Portfolio values can fall slowly at first, and then very quickly, with some of the pain potentially delayed as the valuations of illiquid and less liquid assets are updated less frequently than assets such as equities.
Many alternative assets, in areas such as private equity and physical property, update only quarterly, so the scale of any downturn may not be immediately apparent.
The challenge for many investors may be that the assets that are least correlated with equities and bonds tend to be less liquid than those asset classes.
Mark Lane, head of active funds at Progeny, says the problem with owning fewer liquid assets is not simply that they may fall in value without a client noticing, but also the lack of ability to sell those assets to fund better opportunities that may come along creates an opportunity cost to owning them.
But if one wants to be diversified, what are the options?
Simon King, chief investment officer at Vermeer Partners, says liquidity is to some extent a subjective consideration, as the needs of each client are different, and from King’s perspective as long as the liquidity of the asset matches the time horizon of the client, then liquidity should not be a major consideration.
Ross Crake of Osprey Wealth says another key consideration is around whether an investor is getting rewarded for the lack of liquidity via the “liquidity premium”.
This is the idea that an asset which is less liquid should trade at a lower valuation than the equivalent asset that is liquid, and so, potentially, offer the client a greater potential return.
But Crake says caution is still warranted: “However, it can also be a negative. For example, direct property is highly illiquid with a high individual unit cost. Investors are therefore unable to benefit from holding such assets in tax-efficient wrappers such as Isas.
"Given that rental income is subject to income tax and there are capital gains considerations, this can be a big drag on returns over time. It also makes planning more difficult as a capital gain on a property will have to be realised in one transaction whereas with investments in traditional investments, it is possible to just sell enough units to utilise tax-free allowances each year (while they are still available)."

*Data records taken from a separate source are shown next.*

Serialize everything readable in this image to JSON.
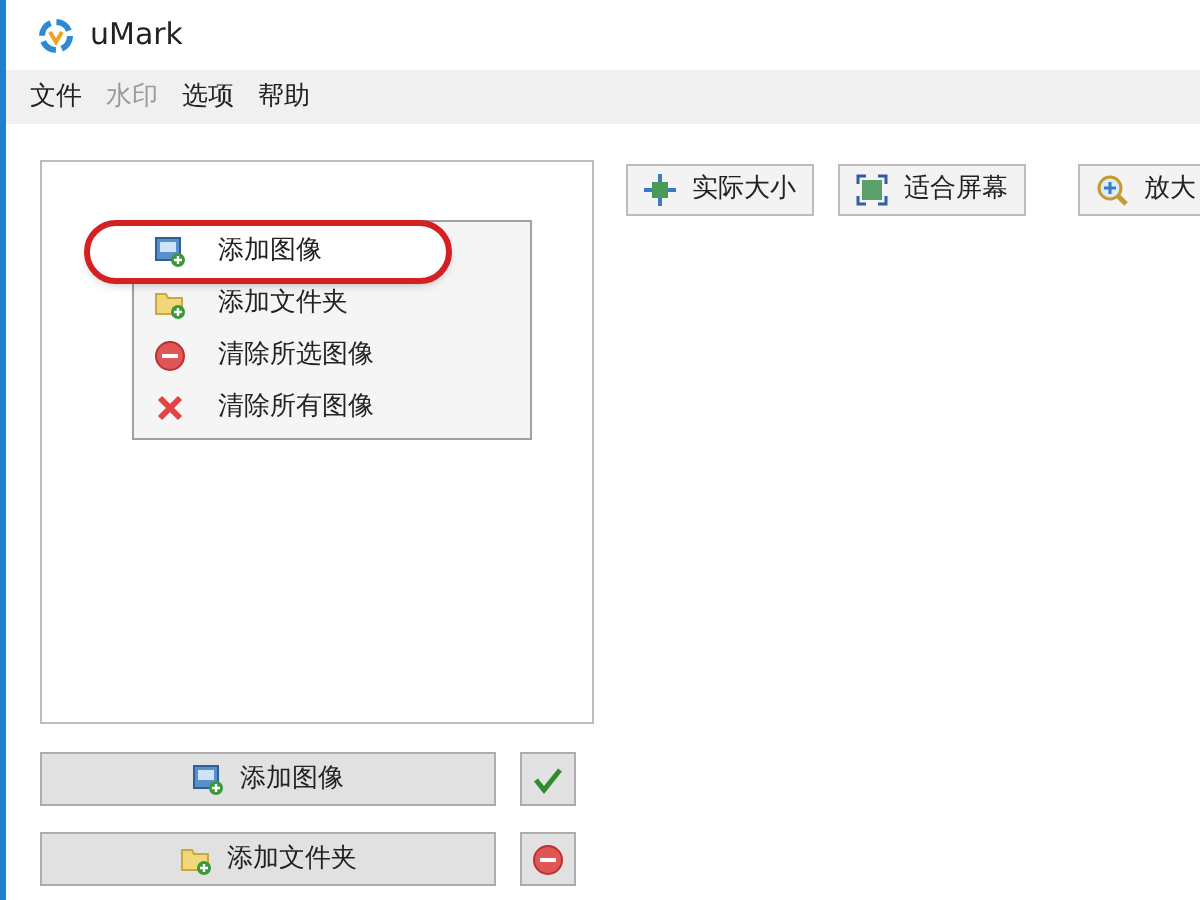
{
  "window": {
    "title": "uMark"
  },
  "menu": [
    {
      "label": "文件",
      "disabled": false
    },
    {
      "label": "水印",
      "disabled": true
    },
    {
      "label": "选项",
      "disabled": false
    },
    {
      "label": "帮助",
      "disabled": false
    }
  ],
  "context_menu": [
    {
      "label": "添加图像",
      "kind": "image",
      "selected": true
    },
    {
      "label": "添加文件夹",
      "kind": "folder",
      "selected": false
    },
    {
      "label": "清除所选图像",
      "kind": "minus",
      "selected": false
    },
    {
      "label": "清除所有图像",
      "kind": "cross",
      "selected": false
    }
  ],
  "toolbar": [
    {
      "label": "实际大小",
      "kind": "actual"
    },
    {
      "label": "适合屏幕",
      "kind": "fit"
    },
    {
      "label": "放大",
      "kind": "zoom"
    }
  ],
  "bottom_buttons": [
    {
      "label": "添加图像",
      "kind": "image"
    },
    {
      "label": "添加文件夹",
      "kind": "folder"
    }
  ],
  "side_buttons": [
    {
      "kind": "check"
    },
    {
      "kind": "minus"
    }
  ]
}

Simon Molica, senior investment manager at Parmenion, says that as liquidity is “probably what you have to compromise on”, when allocating to alternative assets, it is important to understand the liquidity profile of the investments.

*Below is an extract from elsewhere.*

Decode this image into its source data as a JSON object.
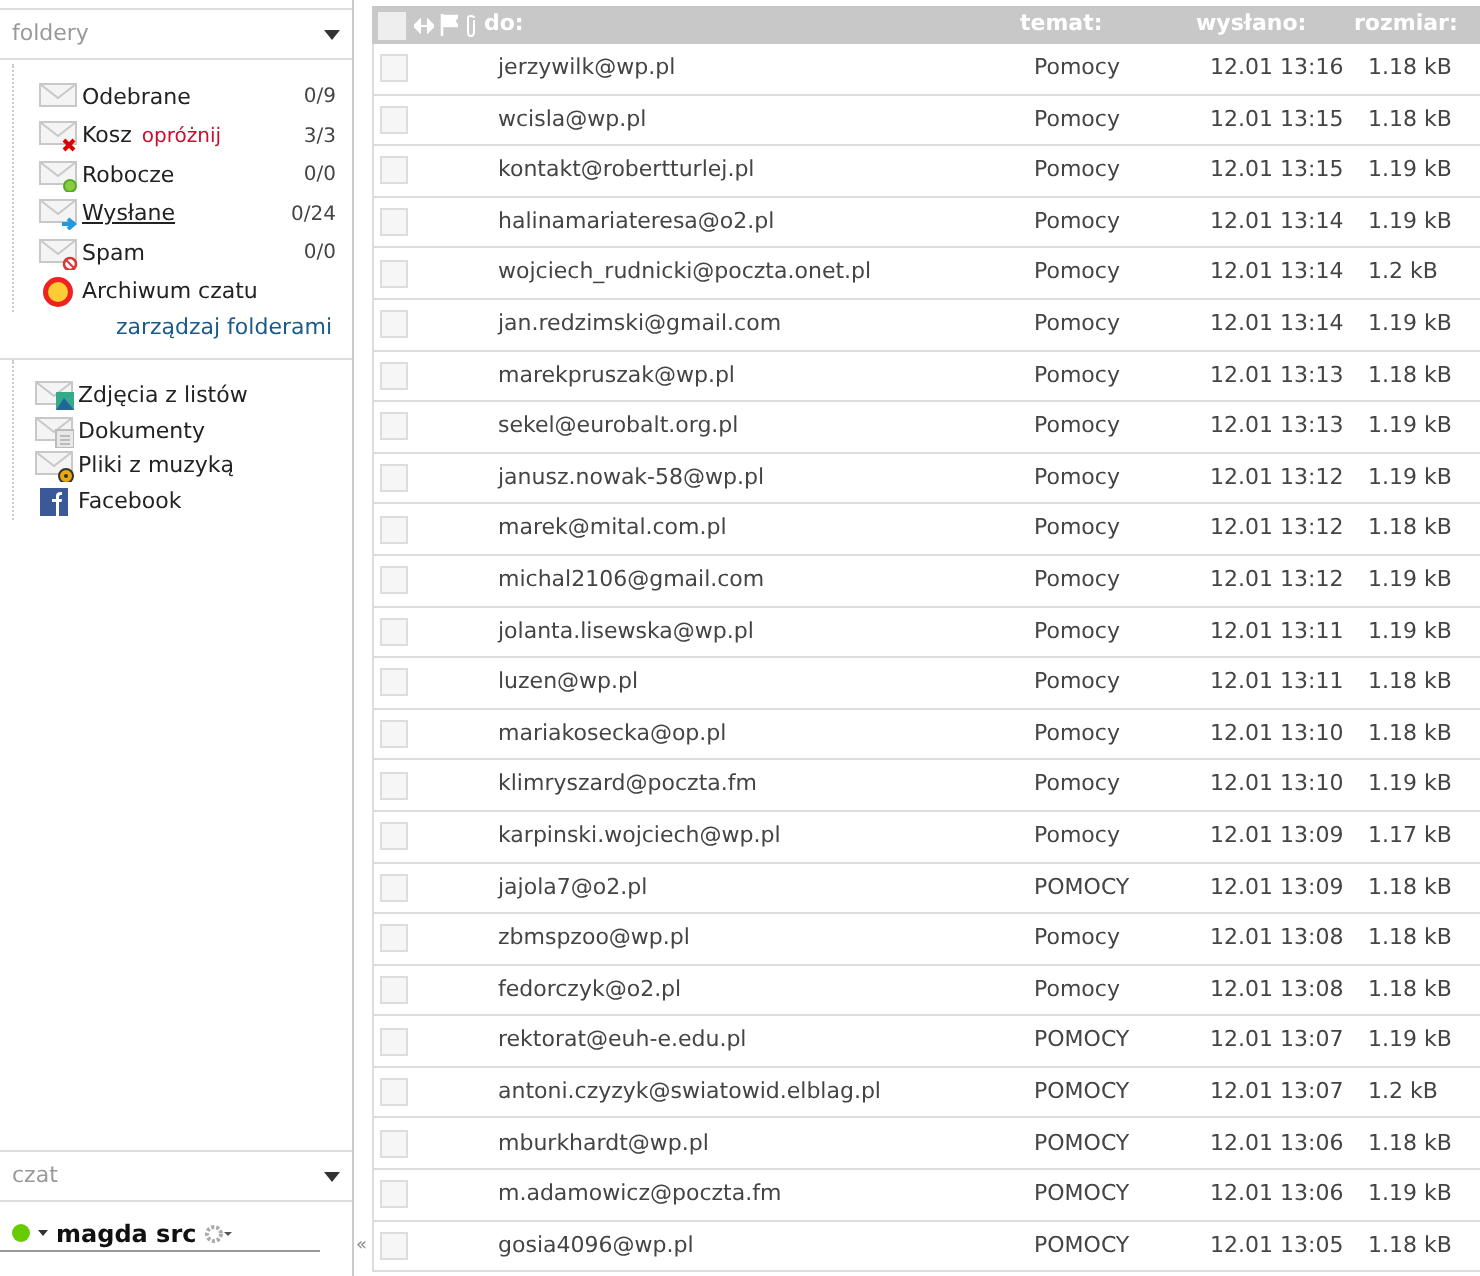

He says: “You need to be aware what alternative you are selecting and ensure it matches your preferences. Investors only recently became aware of the liquidity mismatch in open-ended property funds when they started suspending.
"Liquidity is possibly the compromise when it comes to alternatives and so it is very important to do your homework when it comes to investing in alternative assets.”
Dan Boardman-Weston, chief executive at BRI Wealth, is keen to own assets such as physical property and infrastructure, but says he will only own those through listed investment trusts, as he feels that owning such assets through an open-ended fund is “stupid”.
The challenge is that owning such assets through a listed fund has the potential side-effect of reducing the diversification benefits, as those vehicles are listed, so exposed to equity market volatility.
Boardman-Weston adds that he anticipates some of the assets in this area of the market have the capacity to deliver double digit returns this year, when the yield and the capital appreciation are considered, and he regards this as superior to the potential yields on offer from bonds, so he tends to have such assets in the portfolio at the expense of part of the bond allocation.
Rory Maguire, chief investment officer at Fundhouse, is sceptical that many alternative assets reward clients sufficiently for the lack of liquidity.
Philip Waller, an investment specialist in the alternative solutions business at JPMorgan Asset Management, says: “Liquidity is a crucial consideration when building allocations to alternative assets.
"Alternative assets, such as private equity, real estate, hedge funds, and infrastructure, often have lower liquidity compared to traditional assets like stocks and bonds. This means they can be harder to buy or sell quickly.
"When investing in alternative assets, investors need to carefully assess their liquidity needs and ensure they have sufficient liquid assets to meet short and medium-term obligations/liabilities. This involves balancing the portfolio with a mix of liquid and illiquid assets to maintain flexibility and avoid potential liquidity mismatches.
"As part of this, the investment horizon is a critical factor. Alternative assets are typically suited for long-term investors who can afford to lock up their capital for extended periods."
He adds: "In liquidity terms, not all alternative assets and structures are created equally. For example, certain hedge fund investments will typically provide greater liquidity than traditional private equity investments. Similarly, some alternatives, such as infrastructure and real estate, will provide a steady income which provides some form of ongoing liquidity.
“Diversifying across different types of alternative assets with varying liquidity profiles can help manage overall portfolio liquidity.”